On our way back to the harbor of Sharm we made a last stop to dive a site called "The Temple," and I can well appreciate why so many dive sites are given names like "The Temple," "The Cathedral," etc., for their beauty inspires an awe that is indeed religious in quality; only the most insensitive diver fails to consider himself lucky, even blessed, to experience some of the unique underwater sights.
That night we went to Embarak's near Sharm el Sheikh, where Embarak, a Beduin, has created quite a dive center/open air restaurant/lodging complex right on a small bay. The service was slow but we were in no hurry and the barbecued fish was excellent. We laid out our sleeping bags right on the beach by the restaurant. In the morning Embarak arrived and warmly greeted Isaac.
Isaac can talk knowledgeably on nearly any subject and is as much at home in Israel as in Texas as in Tanzania as in the Sinai, but he has indeed found his niche in life and is unlikely to leave the Gulf of Aqaba. While comparing notes with some of his Egyptian associates he found that in three wars: the 6-Day War, the War of Attrition, and the Yom Kippur War, he and his Egyptian divemaster counterparts had been fighting in the very same campaigns! We were there in the Sinai, in Sharm el Sheikh during Yom Kippur, 1989, the "day of atonement." How much better that we all, Americans, Egyptians and Israelis, could be there in mutual cooperation for our mutual benefit and enjoyment!

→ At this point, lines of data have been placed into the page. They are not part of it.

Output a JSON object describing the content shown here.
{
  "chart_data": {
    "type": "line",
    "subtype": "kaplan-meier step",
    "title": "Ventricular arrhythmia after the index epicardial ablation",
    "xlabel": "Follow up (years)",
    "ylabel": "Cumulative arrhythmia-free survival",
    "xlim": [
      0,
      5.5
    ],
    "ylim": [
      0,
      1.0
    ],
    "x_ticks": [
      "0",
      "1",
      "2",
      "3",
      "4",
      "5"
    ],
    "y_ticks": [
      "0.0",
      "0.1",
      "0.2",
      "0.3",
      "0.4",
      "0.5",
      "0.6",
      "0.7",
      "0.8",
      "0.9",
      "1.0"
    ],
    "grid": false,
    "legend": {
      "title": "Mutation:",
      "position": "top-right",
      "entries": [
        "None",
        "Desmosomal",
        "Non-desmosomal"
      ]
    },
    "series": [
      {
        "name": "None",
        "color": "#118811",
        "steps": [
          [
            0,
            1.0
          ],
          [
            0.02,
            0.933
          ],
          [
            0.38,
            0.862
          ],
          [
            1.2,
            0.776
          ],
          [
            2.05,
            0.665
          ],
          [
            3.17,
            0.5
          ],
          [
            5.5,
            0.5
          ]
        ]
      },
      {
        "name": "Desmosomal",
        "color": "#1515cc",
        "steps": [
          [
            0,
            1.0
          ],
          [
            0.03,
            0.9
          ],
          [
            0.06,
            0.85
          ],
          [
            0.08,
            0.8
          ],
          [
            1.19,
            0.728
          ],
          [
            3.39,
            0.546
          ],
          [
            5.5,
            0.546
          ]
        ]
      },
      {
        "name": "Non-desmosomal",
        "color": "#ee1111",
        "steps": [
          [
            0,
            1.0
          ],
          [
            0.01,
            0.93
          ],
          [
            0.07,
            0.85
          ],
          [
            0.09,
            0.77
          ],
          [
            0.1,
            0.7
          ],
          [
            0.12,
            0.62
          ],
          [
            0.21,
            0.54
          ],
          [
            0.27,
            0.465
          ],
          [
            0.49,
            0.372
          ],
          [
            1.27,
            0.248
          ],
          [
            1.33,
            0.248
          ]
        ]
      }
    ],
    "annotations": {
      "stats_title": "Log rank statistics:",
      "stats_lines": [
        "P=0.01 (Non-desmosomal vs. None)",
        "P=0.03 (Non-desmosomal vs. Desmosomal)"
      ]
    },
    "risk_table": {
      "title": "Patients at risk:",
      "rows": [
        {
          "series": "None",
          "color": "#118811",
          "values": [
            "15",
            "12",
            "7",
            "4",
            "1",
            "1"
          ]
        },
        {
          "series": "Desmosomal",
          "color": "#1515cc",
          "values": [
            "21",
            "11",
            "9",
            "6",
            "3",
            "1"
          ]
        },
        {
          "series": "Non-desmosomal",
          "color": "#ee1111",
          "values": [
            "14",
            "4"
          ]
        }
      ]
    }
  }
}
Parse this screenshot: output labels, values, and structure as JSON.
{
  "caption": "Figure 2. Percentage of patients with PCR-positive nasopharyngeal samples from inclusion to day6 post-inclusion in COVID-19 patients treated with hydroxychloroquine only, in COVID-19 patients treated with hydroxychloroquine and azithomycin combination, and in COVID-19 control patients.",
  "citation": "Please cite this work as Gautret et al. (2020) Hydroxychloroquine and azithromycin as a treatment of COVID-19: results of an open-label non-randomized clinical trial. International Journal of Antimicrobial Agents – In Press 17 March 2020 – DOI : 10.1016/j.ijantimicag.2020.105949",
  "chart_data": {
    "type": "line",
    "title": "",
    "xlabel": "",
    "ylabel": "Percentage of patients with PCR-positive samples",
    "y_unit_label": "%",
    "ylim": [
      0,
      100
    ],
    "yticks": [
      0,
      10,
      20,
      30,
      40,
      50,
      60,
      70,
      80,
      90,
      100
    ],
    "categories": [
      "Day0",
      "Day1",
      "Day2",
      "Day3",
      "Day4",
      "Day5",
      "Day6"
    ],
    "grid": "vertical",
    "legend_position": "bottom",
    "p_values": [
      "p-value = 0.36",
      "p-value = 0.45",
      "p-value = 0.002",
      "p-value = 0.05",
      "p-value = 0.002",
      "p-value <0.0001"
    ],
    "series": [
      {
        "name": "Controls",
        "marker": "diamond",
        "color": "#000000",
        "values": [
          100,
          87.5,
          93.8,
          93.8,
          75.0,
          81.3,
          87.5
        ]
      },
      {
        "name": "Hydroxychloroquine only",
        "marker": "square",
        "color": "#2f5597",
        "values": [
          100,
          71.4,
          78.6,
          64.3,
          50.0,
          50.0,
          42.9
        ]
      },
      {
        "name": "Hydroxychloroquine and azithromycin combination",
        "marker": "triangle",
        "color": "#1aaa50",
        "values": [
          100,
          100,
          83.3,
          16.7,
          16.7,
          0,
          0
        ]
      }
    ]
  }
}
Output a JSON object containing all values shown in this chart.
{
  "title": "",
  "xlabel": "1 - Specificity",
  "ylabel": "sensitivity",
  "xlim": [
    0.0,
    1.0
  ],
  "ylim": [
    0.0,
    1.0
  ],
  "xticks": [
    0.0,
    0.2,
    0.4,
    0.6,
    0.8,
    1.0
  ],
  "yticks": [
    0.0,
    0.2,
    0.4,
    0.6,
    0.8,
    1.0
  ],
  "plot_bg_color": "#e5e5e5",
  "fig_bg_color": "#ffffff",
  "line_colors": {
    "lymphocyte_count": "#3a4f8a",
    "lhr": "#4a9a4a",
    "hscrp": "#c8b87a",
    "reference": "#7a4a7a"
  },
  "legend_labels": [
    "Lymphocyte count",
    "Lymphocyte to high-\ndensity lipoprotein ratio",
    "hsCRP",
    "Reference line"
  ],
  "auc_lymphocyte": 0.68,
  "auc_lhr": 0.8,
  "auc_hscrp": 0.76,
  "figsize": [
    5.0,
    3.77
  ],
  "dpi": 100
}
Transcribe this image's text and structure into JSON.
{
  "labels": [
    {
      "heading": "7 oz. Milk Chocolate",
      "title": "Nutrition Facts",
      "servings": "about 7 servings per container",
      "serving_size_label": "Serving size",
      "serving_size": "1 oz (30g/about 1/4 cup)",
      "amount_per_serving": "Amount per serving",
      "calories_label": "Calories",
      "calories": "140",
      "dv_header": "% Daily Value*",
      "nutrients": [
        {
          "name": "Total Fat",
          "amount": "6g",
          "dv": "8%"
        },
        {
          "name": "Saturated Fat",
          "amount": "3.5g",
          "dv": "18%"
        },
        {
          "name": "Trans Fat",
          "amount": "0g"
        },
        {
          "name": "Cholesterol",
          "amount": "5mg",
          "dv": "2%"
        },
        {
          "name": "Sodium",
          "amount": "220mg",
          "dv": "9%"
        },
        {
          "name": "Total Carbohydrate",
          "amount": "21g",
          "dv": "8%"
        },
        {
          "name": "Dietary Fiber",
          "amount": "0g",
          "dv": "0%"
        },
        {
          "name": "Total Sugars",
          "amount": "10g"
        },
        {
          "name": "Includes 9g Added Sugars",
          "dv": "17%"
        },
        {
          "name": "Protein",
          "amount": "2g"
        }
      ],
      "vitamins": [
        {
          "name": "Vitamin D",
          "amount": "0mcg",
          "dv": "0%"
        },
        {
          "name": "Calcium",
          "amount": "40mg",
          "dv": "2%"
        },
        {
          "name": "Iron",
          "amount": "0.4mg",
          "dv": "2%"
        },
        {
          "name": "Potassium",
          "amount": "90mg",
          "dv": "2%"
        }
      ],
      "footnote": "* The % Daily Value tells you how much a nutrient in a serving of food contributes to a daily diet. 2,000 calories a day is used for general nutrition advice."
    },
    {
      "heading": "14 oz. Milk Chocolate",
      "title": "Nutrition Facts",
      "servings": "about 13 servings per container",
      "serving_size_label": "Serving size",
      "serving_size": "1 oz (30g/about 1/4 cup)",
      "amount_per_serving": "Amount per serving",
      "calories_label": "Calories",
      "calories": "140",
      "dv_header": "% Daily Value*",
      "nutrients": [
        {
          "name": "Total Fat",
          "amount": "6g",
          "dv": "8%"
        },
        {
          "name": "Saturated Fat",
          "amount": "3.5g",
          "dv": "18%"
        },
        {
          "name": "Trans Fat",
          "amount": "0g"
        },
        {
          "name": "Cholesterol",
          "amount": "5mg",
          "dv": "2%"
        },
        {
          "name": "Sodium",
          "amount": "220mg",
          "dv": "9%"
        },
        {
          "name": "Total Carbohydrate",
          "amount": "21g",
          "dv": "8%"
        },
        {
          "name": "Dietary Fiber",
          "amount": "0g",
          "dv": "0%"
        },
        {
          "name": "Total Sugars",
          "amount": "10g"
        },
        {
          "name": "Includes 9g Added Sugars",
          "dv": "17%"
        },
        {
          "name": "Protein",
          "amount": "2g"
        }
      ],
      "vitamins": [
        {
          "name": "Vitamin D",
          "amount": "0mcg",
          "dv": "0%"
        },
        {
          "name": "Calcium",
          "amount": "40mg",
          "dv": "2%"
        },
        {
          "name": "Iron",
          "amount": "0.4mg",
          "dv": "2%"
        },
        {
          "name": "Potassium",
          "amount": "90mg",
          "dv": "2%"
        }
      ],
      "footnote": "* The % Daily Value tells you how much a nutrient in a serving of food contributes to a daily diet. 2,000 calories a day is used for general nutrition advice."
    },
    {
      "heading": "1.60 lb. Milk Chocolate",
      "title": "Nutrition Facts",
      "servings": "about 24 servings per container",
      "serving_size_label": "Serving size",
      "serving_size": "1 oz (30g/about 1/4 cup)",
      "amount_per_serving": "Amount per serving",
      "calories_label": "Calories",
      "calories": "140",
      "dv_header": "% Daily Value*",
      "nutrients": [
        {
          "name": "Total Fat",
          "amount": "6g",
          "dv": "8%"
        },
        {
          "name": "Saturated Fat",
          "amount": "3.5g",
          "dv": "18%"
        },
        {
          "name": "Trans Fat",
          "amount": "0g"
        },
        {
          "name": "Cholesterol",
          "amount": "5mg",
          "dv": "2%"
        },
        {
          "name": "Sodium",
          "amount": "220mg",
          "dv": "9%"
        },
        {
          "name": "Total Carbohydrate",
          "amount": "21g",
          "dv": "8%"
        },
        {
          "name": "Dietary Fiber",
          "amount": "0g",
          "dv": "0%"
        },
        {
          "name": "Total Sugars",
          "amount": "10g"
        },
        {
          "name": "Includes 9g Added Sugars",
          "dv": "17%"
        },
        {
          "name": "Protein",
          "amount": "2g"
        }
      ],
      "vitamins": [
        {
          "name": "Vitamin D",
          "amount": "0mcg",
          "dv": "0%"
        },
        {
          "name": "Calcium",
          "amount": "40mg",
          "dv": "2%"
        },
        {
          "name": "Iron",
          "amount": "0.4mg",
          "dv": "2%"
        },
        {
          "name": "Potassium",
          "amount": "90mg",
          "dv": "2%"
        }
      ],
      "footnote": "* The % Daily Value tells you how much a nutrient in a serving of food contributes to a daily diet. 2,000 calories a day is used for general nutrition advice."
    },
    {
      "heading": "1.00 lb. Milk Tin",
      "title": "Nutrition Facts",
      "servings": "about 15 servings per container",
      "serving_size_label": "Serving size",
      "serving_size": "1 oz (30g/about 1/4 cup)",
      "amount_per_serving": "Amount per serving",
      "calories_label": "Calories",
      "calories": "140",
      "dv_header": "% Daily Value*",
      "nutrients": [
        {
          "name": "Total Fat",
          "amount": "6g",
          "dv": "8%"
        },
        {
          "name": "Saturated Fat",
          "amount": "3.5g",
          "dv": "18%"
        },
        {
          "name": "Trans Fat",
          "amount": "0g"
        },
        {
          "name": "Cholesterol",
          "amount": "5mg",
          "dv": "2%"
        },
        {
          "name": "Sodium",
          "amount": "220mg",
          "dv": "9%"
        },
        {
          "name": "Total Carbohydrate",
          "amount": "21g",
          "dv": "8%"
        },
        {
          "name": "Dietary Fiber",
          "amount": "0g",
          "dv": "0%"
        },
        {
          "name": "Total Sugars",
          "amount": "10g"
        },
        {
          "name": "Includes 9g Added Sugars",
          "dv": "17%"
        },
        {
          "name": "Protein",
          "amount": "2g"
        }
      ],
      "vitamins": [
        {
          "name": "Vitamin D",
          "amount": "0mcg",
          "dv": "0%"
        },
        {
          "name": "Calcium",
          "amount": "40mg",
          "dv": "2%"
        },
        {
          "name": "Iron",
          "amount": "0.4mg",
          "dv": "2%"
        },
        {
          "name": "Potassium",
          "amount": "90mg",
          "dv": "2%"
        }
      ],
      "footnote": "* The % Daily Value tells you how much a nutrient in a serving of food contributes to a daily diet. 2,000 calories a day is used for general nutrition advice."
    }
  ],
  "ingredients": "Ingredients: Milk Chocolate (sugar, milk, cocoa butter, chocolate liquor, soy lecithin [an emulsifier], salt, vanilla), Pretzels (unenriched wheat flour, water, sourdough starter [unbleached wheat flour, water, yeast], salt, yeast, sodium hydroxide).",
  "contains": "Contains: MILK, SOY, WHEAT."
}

We made several more dives, working our way back north to Eilat, but the dives had subtly changed. The "chance of a lifetime" atmosphere had been replaced by a "next time we come we have to dive over there" attitude. Even Lior had changed. He was no longer a flailing menace in the water. Since Isaac had made a point of giving him the most attention under water, by the end of the safari his protege was quite relaxed and competent. I had become accustomed to seeing Isaac floating with perfect neutral buoyancy, arms crossed, perhaps upside down, but quite calm and composed. Now there was Lior behind him, equally calm, composed, arms also crossed and also floating upside down if the spirit so moved him. Our divemaster confronted him and said, "Lior! You're starting to look like me under water!" to which Lior responded, "I know, that's how I learn to become a good diver!" And he did!
Charlie was editor of American Conchologist, back when it was the COA Bulletin and he lived in Santa barbara, CA. He was the other half of Abbey Specimen Shells with Bob Foster. But he has abandoned shell collecting (our loss!) and now lives with his other loves, the cacti of Mexico; he is curator of the Botanical Garden of San Miguel de Allende, north of Mexico City.